Kemudian, ada Gedong Cai Cibadak (Tjibadak) yang merupakan bak penampungan air yang berlokasi di Kelurahan Ledeng, Kecamatan Cidadap, Kota Bandung. Leding ini dibangun oleh Wali Kota Bandung pertama, Bertus Coops, pada 1921. Beberapa sumber menyebut penamaan Cibadak berasal dari kondisi kawasan ini yang dulunya dihuni badak.

"Berdasarkan toponimi bisa dilihat bagaimana penyebaran badak pada masa lalu, walaupun itu tidak menunjukkan kondisi aslinya. Pasti ada tempat lain yang jadi habitat badak cuma tidak menjadi toponimi," kata Bachtiar.

Di wilayah lain, ada tempat bernama Kandang Badak di Taman Nasional Gunung Gede Pangrango--berlokasi di antara Bogor, Cianjur, dan Sukabumi. Nama Kandang Badak muncul sejak era kolonial Belanda. Waktu itu, lokasi yang merupakan area jelajah badak jawa menarik perhatian para peneliti.

Kandang Badak berada di ketinggian 2.400 meter di atas permukaan laut (mdpl). "Kandang Badak mencirikan daerah jelajah badak jawa sampai ke gunung-gunung," kata Bachtiar.

Badak jawa memiliki daya jelajah yang tinggi. Mamalia berpostur tegap itu memiliki tinggi sekitar 1,2-1,7 meter dengan bobot tubuh 900-2.300 kilogram. Cula satu berwarna abu-abu gelap atau hitam dengan ukuran panjang rata-rata 20–25 cm dan dapat mencapai 30,5 cm.

Kemudian di Tasikmalaya, Jawa Barat, jejak keberadaan badak diabadikan menjadi sejumlah nama kampung. Misalnya Badak Paeh (Badak Mati), Cibadak, Pasir Badak, dan lainnya. Ada pula Curug Badak yang berlokasi di Cisayong.

"Tidak bisa dipastikan jumlahnya (badak di Jawa Barat) karena dulu belum ada sensus, seperti yang sekarang dilakukan di Ujung Kulon," kata Bachtiar.

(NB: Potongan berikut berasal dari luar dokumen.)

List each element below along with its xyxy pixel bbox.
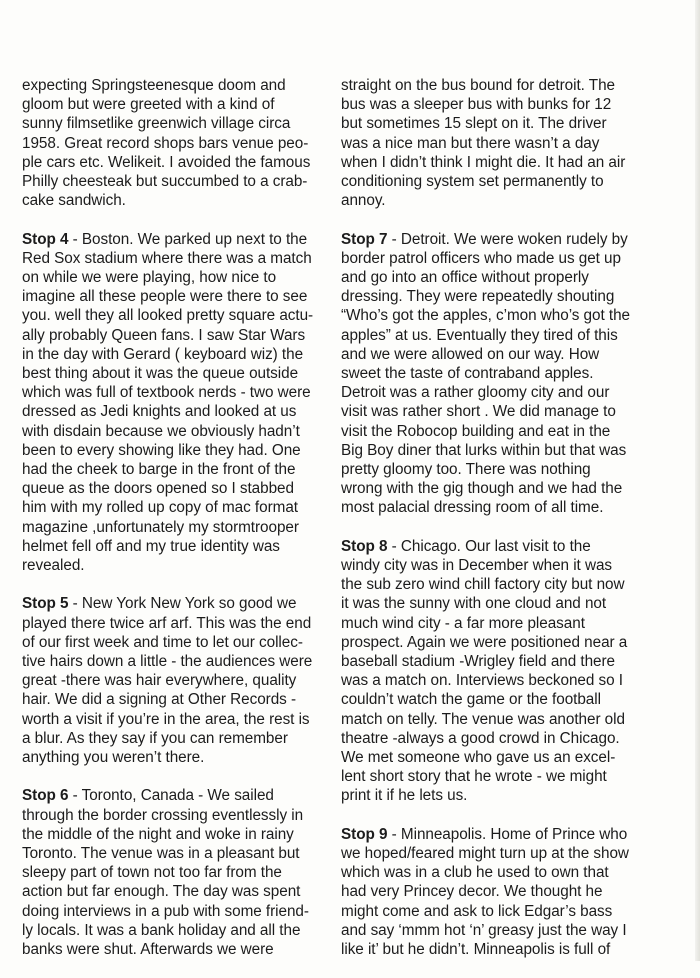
text-line: We met someone who gave us an excel- [341,749,616,767]
text-line: sunny filmsetlike greenwich village circa [22,115,291,133]
text-line: apples” at us. Eventually they tired of this [341,326,618,344]
text-line: revealed. [22,557,85,575]
text-line: couldn’t watch the game or the football [341,691,601,709]
text-line: with disdain because we obviously hadn’t [22,422,300,440]
stop-paragraph [341,825,641,959]
text-line: 1958. Great record shops bars venue peo- [22,134,309,152]
text-line: anything you weren’t there. [22,749,205,767]
text-line: like it’ but he didn’t. Minneapolis is full of [341,941,611,959]
text-line: windy city was in December when it was [341,557,612,575]
text-line: which was full of textbook nerds - two were [22,384,311,402]
text-line: dressed as Jedi knights and looked at us [22,403,297,421]
page-edge-shadow [695,0,700,961]
text-line: Detroit was a rather gloomy city and our [341,384,610,402]
stop-heading: Stop 6 [22,787,69,805]
text-line: through the border crossing eventlessly in [22,806,304,824]
text-line: when I didn’t think I might die. It had an air [341,153,626,171]
text-line [341,537,641,556]
text-line: Philly cheesteak but succumbed to a crab- [22,173,308,191]
text-line: tive hairs down a little - the audiences were [22,653,313,671]
text-line: conditioning system set permanently to [341,173,604,191]
text-line: baseball stadium -Wrigley field and there [341,653,616,671]
line-text: - Detroit. We were woken rudely by [387,230,628,248]
text-line: match on telly. The venue was another old [341,710,625,728]
text-line: might come and ask to lick Edgar’s bass [341,902,613,920]
text-line [341,825,641,844]
stop-heading: Stop 8 [341,537,388,555]
text-line: and we were allowed on our way. How [341,345,600,363]
text-line: on while we were playing, how nice to [22,269,277,287]
text-line: ple cars etc. Welikeit. I avoided the famous [22,153,311,171]
stop-paragraph [22,786,318,959]
right-column [341,76,641,978]
text-line: prospect. Again we were positioned near a [341,633,628,651]
text-line: had very Princey decor. We thought he [341,883,603,901]
line-text: - New York New York so good we [68,595,297,613]
text-line: in the day with Gerard ( keyboard wiz) the [22,345,304,363]
continuation-paragraph [341,76,641,210]
text-line: great -there was hair everywhere, quality [22,672,297,690]
text-line: visit was rather short . We did manage to [341,403,616,421]
text-line: lent short story that he wrote - we might [341,768,607,786]
text-line: annoy. [341,192,386,210]
text-line: banks were shut. Afterwards we were [22,941,274,959]
text-line: had the cheek to barge in the front of the [22,461,296,479]
stop-paragraph [341,537,641,806]
stop-heading: Stop 7 [341,230,388,248]
left-column [22,76,318,978]
stop-heading: Stop 4 [22,230,69,248]
text-line: the middle of the night and woke in rainy [22,825,294,843]
text-line: which was in a club he used to own that [341,864,609,882]
line-text: - Minneapolis. Home of Prince who [387,825,628,843]
stop-paragraph [22,230,318,576]
text-line: imagine all these people were there to see [22,288,308,306]
text-line: played there twice arf arf. This was the end [22,614,312,632]
text-line: and say ‘mmm hot ‘n’ greasy just the way I [341,921,627,939]
text-line: was a nice man but there wasn’t a day [341,134,600,152]
text-line: him with my rolled up copy of mac format [22,499,298,517]
text-line: straight on the bus bound for detroit. The [341,77,615,94]
text-line: print it if he lets us. [341,787,468,805]
text-line: been to every showing like they had. One [22,441,301,459]
stop-paragraph [22,594,318,767]
text-line: doing interviews in a pub with some friend- [22,902,309,920]
text-line: we hoped/feared might turn up at the show [341,845,629,863]
text-line: worth a visit if you’re in the area, the rest is [22,710,310,728]
text-line: helmet fell off and my true identity was [22,537,280,555]
text-line: best thing about it was the queue outside [22,365,299,383]
text-line: border patrol officers who made us get up [341,249,621,267]
text-line: expecting Springsteenesque doom and [22,77,286,94]
line-text: - Boston. We parked up next to the [68,230,308,248]
text-line: most palacial dressing room of all time. [341,499,604,517]
text-line: but sometimes 15 slept on it. The driver [341,115,607,133]
text-line: hair. We did a signing at Other Records - [22,691,296,709]
text-line: of our first week and time to let our collec- [22,633,303,651]
text-line: Big Boy diner that lurks within but that was [341,441,627,459]
text-line [22,594,318,613]
text-line: queue as the doors opened so I stabbed [22,480,294,498]
text-line: gloom but were greeted with a kind of [22,96,275,114]
text-line: “Who’s got the apples, c’mon who’s got the [341,307,630,325]
text-line [22,230,318,249]
stop-heading: Stop 5 [22,595,69,613]
text-line: Red Sox stadium where there was a match [22,249,312,267]
text-line: it was the sunny with one cloud and not [341,595,607,613]
text-line: sleepy part of town not too far from the [22,864,282,882]
text-line [341,230,641,249]
stop-paragraph [341,230,641,518]
text-line: cake sandwich. [22,192,126,210]
line-text: - Chicago. Our last visit to the [387,537,591,555]
text-line: ally probably Queen fans. I saw Star Wars [22,326,306,344]
text-line: you. well they all looked pretty square actu- [22,307,314,325]
text-line: much wind city - a far more pleasant [341,614,585,632]
text-line: bus was a sleeper bus with bunks for 12 [341,96,612,114]
text-line: dressing. They were repeatedly shouting [341,288,615,306]
text-line: and go into an office without properly [341,269,589,287]
text-line: sweet the taste of contraband apples. [341,365,594,383]
text-line: was a match on. Interviews beckoned so I [341,672,623,690]
continuation-paragraph [22,76,318,210]
text-line: Toronto. The venue was in a pleasant but [22,845,300,863]
text-line: a blur. As they say if you can remember [22,729,288,747]
text-line: the sub zero wind chill factory city but now [341,576,625,594]
text-line: pretty gloomy too. There was nothing [341,461,591,479]
text-line: visit the Robocop building and eat in the [341,422,611,440]
text-line: action but far enough. The day was spent [22,883,301,901]
text-line: magazine ,unfortunately my stormtrooper [22,518,299,536]
line-text: - Toronto, Canada - We sailed [68,787,274,805]
text-line: ly locals. It was a bank holiday and all the [22,921,301,939]
text-line [22,786,318,805]
text-line: theatre -always a good crowd in Chicago. [341,729,620,747]
text-line: wrong with the gig though and we had the [341,480,623,498]
stop-heading: Stop 9 [341,825,388,843]
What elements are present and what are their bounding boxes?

Infografik Mozaik Badak Priyangan

Infografik Mozaik Badak Priyangan. tirto.id/Tino

Badak Terakhir di Priangan

Tasikmalaya menjadi saksi sejarah matinya Badak Jawa (Rhinoceros sondaicus) terakhir di Priangan. Badak ini ditembak mati dengan peluru mauser kaliber 9.3 di wilayah Sindangkerta, Tasikmalaya, pada 1934.

Mengutip laman Lembaga Ilmu Pengetahuan Indonesia (LIPI)--sekarang bernama Badan Riset dan Inovasi Nasional (BRIN)--badak jantan itu awalnya hidup bersama pasangannya di Karangnunggal, Tasikmalaya. Namun pada 1914, nasib malang menimpa si betina, ia mati ditembak pemburu liar.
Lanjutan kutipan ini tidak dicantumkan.